Холодная дрожь пробежала по спине госпожи Жулавской. Из колхоза… Ведь это колхоз казахский, как раз этого самого Канабека! Нет, прав был Малевский — тут что-то начинается. Ну и ладно. Она нарочно пойдет туда, посмотрит, как это будет, — трусихой она никогда не бывала. Может, как раз в клубе и начнется?
В клубе было жарко и душно. Мест на скамьях не хватало, народ толпился в проходах и у стен, ребятишки карабкались на подоконники и теснились там, как неоперившиеся воробышки в гнездах.
Пока Павел Алексеевич приветствовал казахских гостей, «полковница» пытливо всматривалась в широкие смуглые лица, черные глаза и блестящие волосы казахских девушек, в их цветные платья. Вот они какие — те, что вскоре возьмутся за ножи!..
Оглянувшись украдкой, она увидела, что Ядвига и госпожа Роек с сияющими лицами тоже рукоплещут, приветствуя гостей. Вот дуры… И только она, одна-единственная во всем зале, понимает, в чем тут дело, что это за «вечер самодеятельности».
Долго еще будут хлопать? Нет, вот уже выходят на сцену — сперва свои, совхозные, украинские девушки. Они в праздничных нарядах: рукава сорочек вышиты, на головах венки.

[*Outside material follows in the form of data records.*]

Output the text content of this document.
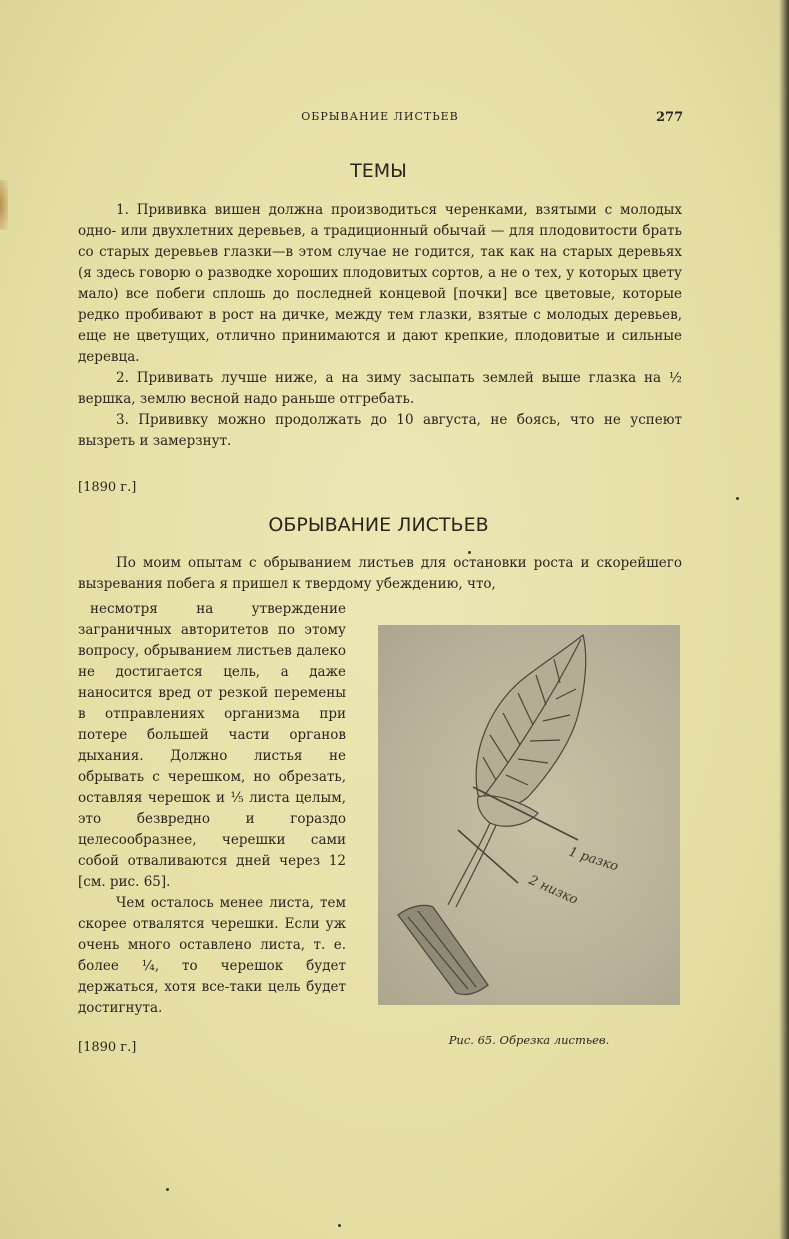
ОБРЫВАНИЕ ЛИСТЬЕВ	277
ТЕМЫ

1. Прививка вишен должна производиться черенками, взятыми с молодых одно- или двухлетних деревьев, а традиционный обычай — для плодовитости брать со старых деревьев глазки—в этом случае не годится, так как на старых деревьях (я здесь говорю о разводке хороших плодовитых сортов, а не о тех, у которых цвету мало) все побеги сплошь до последней концевой [почки] все цветовые, которые редко пробивают в рост на дичке, между тем глазки, взятые с молодых деревьев, еще не цветущих, отлично принимаются и дают крепкие, плодовитые и сильные деревца.

2. Прививать лучше ниже, а на зиму засыпать землей выше глазка на ½ вершка, землю весной надо раньше отгребать.

3. Прививку можно продолжать до 10 августа, не боясь, что не успеют вызреть и замерзнут.

[1890 г.]
ОБРЫВАНИЕ ЛИСТЬЕВ

По моим опытам с обрыванием листьев для остановки роста и скорейшего вызревания побега я пришел к твердому убеждению, что,

несмотря на утверждение заграничных авторитетов по этому вопросу, обрыванием листьев далеко не достигается цель, а даже наносится вред от резкой перемены в отправлениях организма при потере большей части органов дыхания. Должно листья не обрывать с черешком, но обрезать, оставляя черешок и ⅕ листа целым, это безвредно и гораздо целесообразнее, черешки сами собой отваливаются дней через 12 [см. рис. 65].

Чем осталось менее листа, тем скорее отвалятся черешки. Если уж очень много оставлено листа, т. е. более ¼, то черешок будет держаться, хотя все-таки цель будет достигнута.

[1890 г.]
1 разко
2 низко
Рис. 65. Обрезка листьев.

Госпожа Жулавская с насмешкой смотрит на этих доярок, свинарок, на этих скотниц, которым вздумалось выступать на сцене. Вот тоже, артистки… Видно, правду говорили еще до войны польские газеты, что культура здесь давно утонула в навозе, растоптана ногами темного мужичья, которое вообразило себя равным ей, госпоже Жулавской.
Ядвига оперлась подбородком о сложенные руки и заслушалась, закрыв глаза. Где она, кто это поет? Крылатый голос Олены, сестры Петра, или голос Ольги? Поют у озера на мостках девушки. Пахнет татарником и мятой, пахнет жасмином из сада, звенит, заливается далекая ночь словами украинской песни.
«Где я, где я вдруг очутилась? В Ольшинах, в звенящих песней Ольшинах?» Хочется забыть обо всем, раствориться в этой чудесной песне, в глубокой мелодии, в знакомых, родных словах. Пойти по росистому лугу, побежать босиком по траве к этим девушкам на мостках… Вернуться туда, в Ольшины.
О ком ты думаешь, Ядвига? О той Ядвиге? О какой Ядвиге? О Ядвиге юной, ничего еще не ведающей, или о другой, которая с помертвевшим сердцем слушала далекую песню, сидя в новом, пахнущем стружками и свежим деревом осадничьем доме? И почему не льются слезы, почему не сжимается сердце?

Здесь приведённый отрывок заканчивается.